El-Hillow began her career at JP Morgan in the Audit division after graduating from Boston College with a degree in Accounting. However, while at JP Morgan El-Hillow found herself drawn to finance because she enjoyed the relationship aspect of the industry and finding solutions to meet the client’s financial needs. After realizing the highs and lows of the dotcom era with a private equity group that met its demise around the same time as many internet start-ups, El-Hillow found the right fit in finance at JP Morgan Asset Management concentrating on multi-asset class portfolio solutions.

While the client side of the business is what initially intrigued El-Hillow, she has since moved away from the client side at Goldman Sachs, where she now works, and focuses on managing multi asset class portfolios. “After giving birth to my first child, I really didn’t want to be on the road as much, and I very much enjoy helping clients from a portfolio management seat. It has been a very exciting area to work in.”

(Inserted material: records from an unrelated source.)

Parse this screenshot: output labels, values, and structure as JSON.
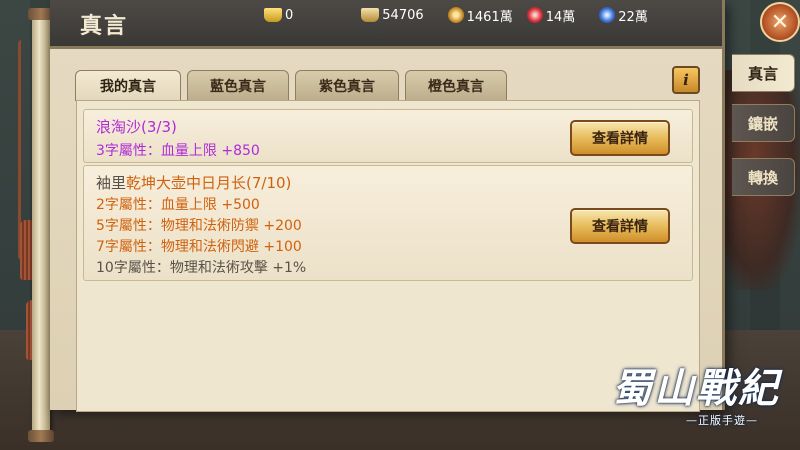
{
  "panel": {
    "title": "真言"
  },
  "currencies": [
    {
      "icon": "gold-ingot-icon",
      "value": "0"
    },
    {
      "icon": "silver-ingot-icon",
      "value": "54706"
    },
    {
      "icon": "copper-coin-icon",
      "value": "1461萬"
    },
    {
      "icon": "red-orb-icon",
      "value": "14萬"
    },
    {
      "icon": "blue-orb-icon",
      "value": "22萬"
    }
  ],
  "tabs": [
    {
      "label": "我的真言"
    },
    {
      "label": "藍色真言"
    },
    {
      "label": "紫色真言"
    },
    {
      "label": "橙色真言"
    }
  ],
  "info_button": "i",
  "cards": [
    {
      "title": "浪淘沙(3/3)",
      "lines": [
        "3字屬性：血量上限 +850"
      ],
      "button": "查看詳情"
    },
    {
      "title_prefix": "袖里",
      "title_main": "乾坤大壶中日月长(7/10)",
      "lines": [
        "2字屬性：血量上限 +500",
        "5字屬性：物理和法術防禦 +200",
        "7字屬性：物理和法術閃避 +100",
        "10字屬性：物理和法術攻擊 +1%"
      ],
      "button": "查看詳情"
    }
  ],
  "side_tabs": [
    {
      "label": "真言"
    },
    {
      "label": "鑲嵌"
    },
    {
      "label": "轉換"
    }
  ],
  "close_button": "✕",
  "logo": {
    "main": "蜀山戰紀",
    "sub": "—正版手遊—"
  }
}
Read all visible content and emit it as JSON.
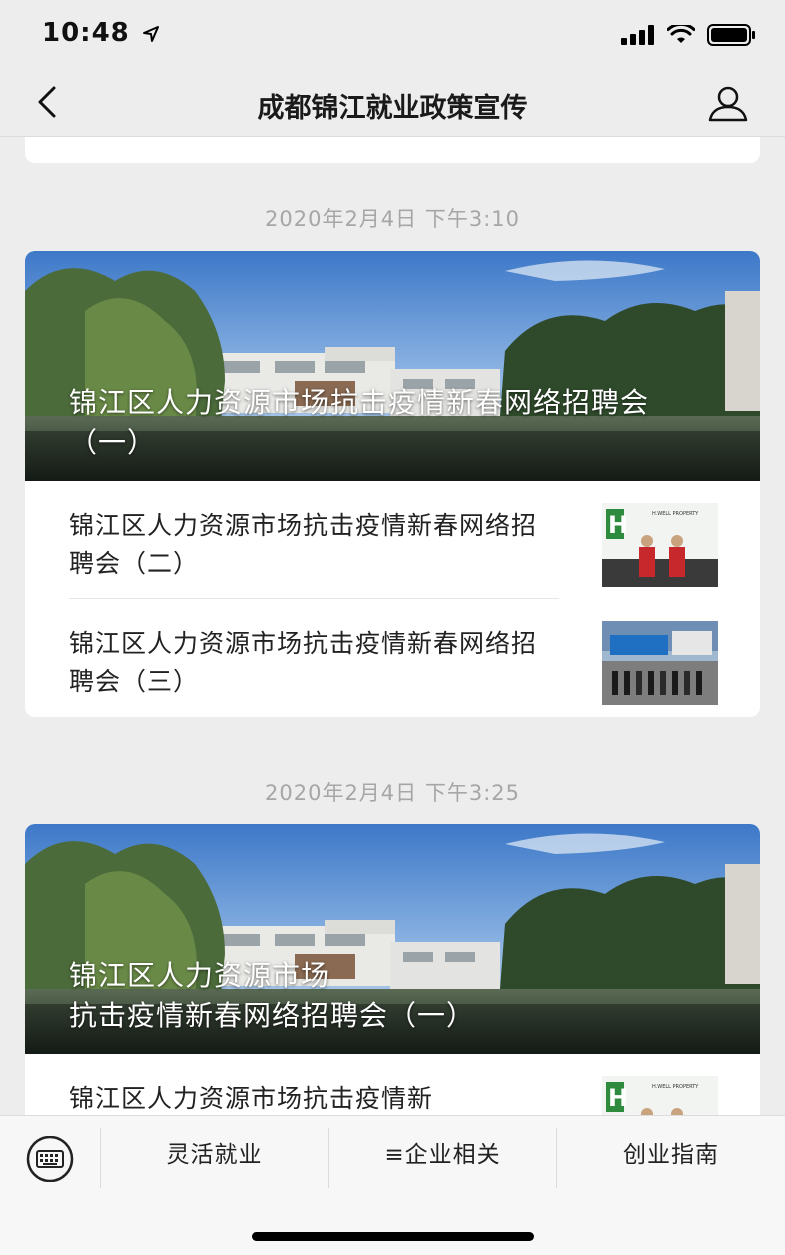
{
  "status_bar": {
    "time": "10:48"
  },
  "nav": {
    "title": "成都锦江就业政策宣传"
  },
  "sections": [
    {
      "timestamp": "2020年2月4日 下午3:10",
      "hero_title": "锦江区人力资源市场抗击疫情新春网络招聘会（一）",
      "items": [
        {
          "title": "锦江区人力资源市场抗击疫情新春网络招聘会（二）"
        },
        {
          "title": "锦江区人力资源市场抗击疫情新春网络招聘会（三）"
        }
      ]
    },
    {
      "timestamp": "2020年2月4日 下午3:25",
      "hero_title_line1": "锦江区人力资源市场",
      "hero_title_line2": "抗击疫情新春网络招聘会（一）",
      "items": [
        {
          "title": "锦江区人力资源市场抗击疫情新"
        }
      ]
    }
  ],
  "tabbar": {
    "tabs": [
      {
        "label": "灵活就业"
      },
      {
        "label": "≡企业相关"
      },
      {
        "label": "创业指南"
      }
    ]
  },
  "thumb_text": {
    "brand": "H.WELL PROPERTY"
  }
}
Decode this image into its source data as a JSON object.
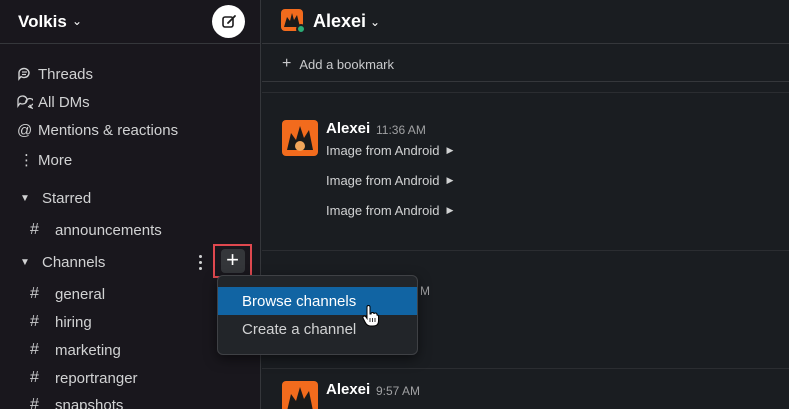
{
  "workspace": {
    "name": "Volkis"
  },
  "sidebar": {
    "nav": [
      {
        "label": "Threads",
        "icon": "threads-icon"
      },
      {
        "label": "All DMs",
        "icon": "dms-icon"
      },
      {
        "label": "Mentions & reactions",
        "icon": "mention-icon"
      },
      {
        "label": "More",
        "icon": "more-icon"
      }
    ],
    "starred": {
      "label": "Starred",
      "channels": [
        "announcements"
      ]
    },
    "channels": {
      "label": "Channels",
      "items": [
        "general",
        "hiring",
        "marketing",
        "reportranger",
        "snapshots"
      ]
    }
  },
  "main": {
    "dm_name": "Alexei",
    "bookmark_label": "Add a bookmark",
    "messages": [
      {
        "author": "Alexei",
        "time": "11:36 AM",
        "lines": [
          "Image from Android",
          "Image from Android",
          "Image from Android"
        ]
      },
      {
        "time_fragment": "M"
      },
      {
        "author": "Alexei",
        "time": "9:57 AM"
      }
    ]
  },
  "dropdown": {
    "items": [
      "Browse channels",
      "Create a channel"
    ]
  },
  "colors": {
    "accent": "#1164a3",
    "highlight_border": "#e0484f",
    "online": "#2bac76",
    "avatar_bg": "#f26b1d"
  }
}
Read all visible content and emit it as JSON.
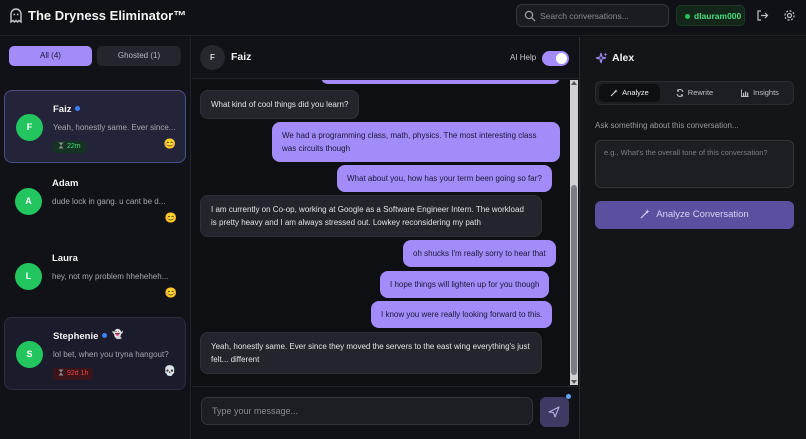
{
  "app": {
    "title": "The Dryness Eliminator™"
  },
  "search": {
    "placeholder": "Search conversations..."
  },
  "user": {
    "name": "dlauram000",
    "status_color": "#22c55e"
  },
  "filters": {
    "all": "All (4)",
    "ghosted": "Ghosted (1)"
  },
  "conversations": [
    {
      "initial": "F",
      "name": "Faiz",
      "snippet": "Yeah, honestly same. Ever since...",
      "badge": "22m",
      "emoji": "😊",
      "active": true
    },
    {
      "initial": "A",
      "name": "Adam",
      "snippet": "dude lock in gang. u cant be d...",
      "badge": "",
      "emoji": "😊"
    },
    {
      "initial": "L",
      "name": "Laura",
      "snippet": "hey, not my problem hheheheh...",
      "badge": "",
      "emoji": "😊"
    },
    {
      "initial": "S",
      "name": "Stephenie",
      "ghost": "👻",
      "snippet": "lol bet, when you tryna hangout?",
      "badge": "92d 1h",
      "emoji": "💀"
    }
  ],
  "chat": {
    "initial": "F",
    "title": "Faiz",
    "ai_help_label": "AI Help",
    "ai_help_on": true,
    "messages": [
      {
        "from": "them",
        "text": "What kind of cool things did you learn?"
      },
      {
        "from": "me",
        "text": "We had a programming class, math, physics. The most interesting class was circuits though"
      },
      {
        "from": "me",
        "text": "What about you, how has your term been going so far?"
      },
      {
        "from": "them",
        "text": "I am currently on Co-op, working at Google as a Software Engineer Intern. The workload is pretty heavy and I am always stressed out. Lowkey reconsidering my path"
      },
      {
        "from": "me",
        "text": "oh shucks I'm really sorry to hear that"
      },
      {
        "from": "me",
        "text": "I hope things will lighten up for you though"
      },
      {
        "from": "me",
        "text": "I know you were really looking forward to this."
      },
      {
        "from": "them",
        "text": "Yeah, honestly same. Ever since they moved the servers to the east wing everything's just felt... different"
      }
    ],
    "composer_placeholder": "Type your message..."
  },
  "assistant": {
    "name": "Alex",
    "tabs": [
      "Analyze",
      "Rewrite",
      "Insights"
    ],
    "active_tab": "Analyze",
    "prompt": "Ask something about this conversation...",
    "placeholder": "e.g., What's the overall tone of this conversation?",
    "button": "Analyze Conversation"
  },
  "colors": {
    "accent": "#a48bfa",
    "online": "#22c55e",
    "ghosted": "#ef4444"
  }
}
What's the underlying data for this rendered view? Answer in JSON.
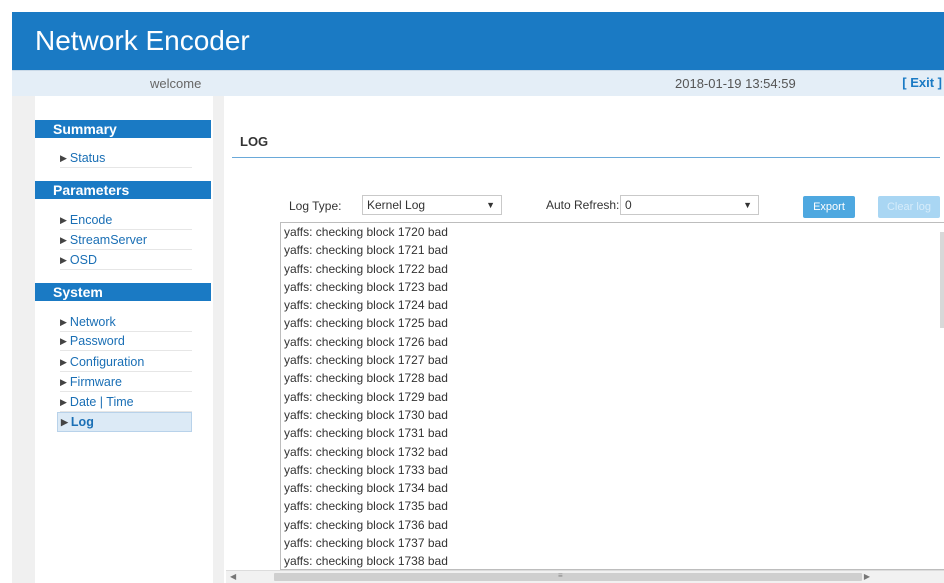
{
  "header": {
    "title": "Network Encoder"
  },
  "infobar": {
    "welcome": "welcome",
    "datetime": "2018-01-19 13:54:59",
    "exit": "[ Exit ]"
  },
  "sidebar": {
    "sections": [
      {
        "title": "Summary",
        "items": [
          "Status"
        ]
      },
      {
        "title": "Parameters",
        "items": [
          "Encode",
          "StreamServer",
          "OSD"
        ]
      },
      {
        "title": "System",
        "items": [
          "Network",
          "Password",
          "Configuration",
          "Firmware",
          "Date | Time",
          "Log"
        ]
      }
    ],
    "active_item": "Log"
  },
  "main": {
    "title": "LOG",
    "log_type_label": "Log Type:",
    "log_type_value": "Kernel Log",
    "auto_refresh_label": "Auto Refresh:",
    "auto_refresh_value": "0",
    "export_label": "Export",
    "clear_label": "Clear log",
    "log_lines": [
      "yaffs: checking block 1720 bad",
      "yaffs: checking block 1721 bad",
      "yaffs: checking block 1722 bad",
      "yaffs: checking block 1723 bad",
      "yaffs: checking block 1724 bad",
      "yaffs: checking block 1725 bad",
      "yaffs: checking block 1726 bad",
      "yaffs: checking block 1727 bad",
      "yaffs: checking block 1728 bad",
      "yaffs: checking block 1729 bad",
      "yaffs: checking block 1730 bad",
      "yaffs: checking block 1731 bad",
      "yaffs: checking block 1732 bad",
      "yaffs: checking block 1733 bad",
      "yaffs: checking block 1734 bad",
      "yaffs: checking block 1735 bad",
      "yaffs: checking block 1736 bad",
      "yaffs: checking block 1737 bad",
      "yaffs: checking block 1738 bad"
    ]
  },
  "colors": {
    "brand": "#1a7ac4",
    "button": "#4ea8e0",
    "button_disabled": "#a9d6f3"
  },
  "icons": {
    "nav_arrow": "triangle-right-icon",
    "select_caret": "caret-down-icon"
  }
}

Since joining the industry in 1996, El-Hillow has witnessed a lot of volatility in the investment industry. “It’s a very dynamic environment which is part of the draw for me,” noted El-Hillow, “and many of the current challenges right now are around dealing with the lower yield and lower growth environment and regulatory issues.” She added, “It is important to try to recognize the opportunities to move into new investments while staying focused on not taking unintended risks. During the good times, some people can forget how painful the hard times are, but it is important to remember.”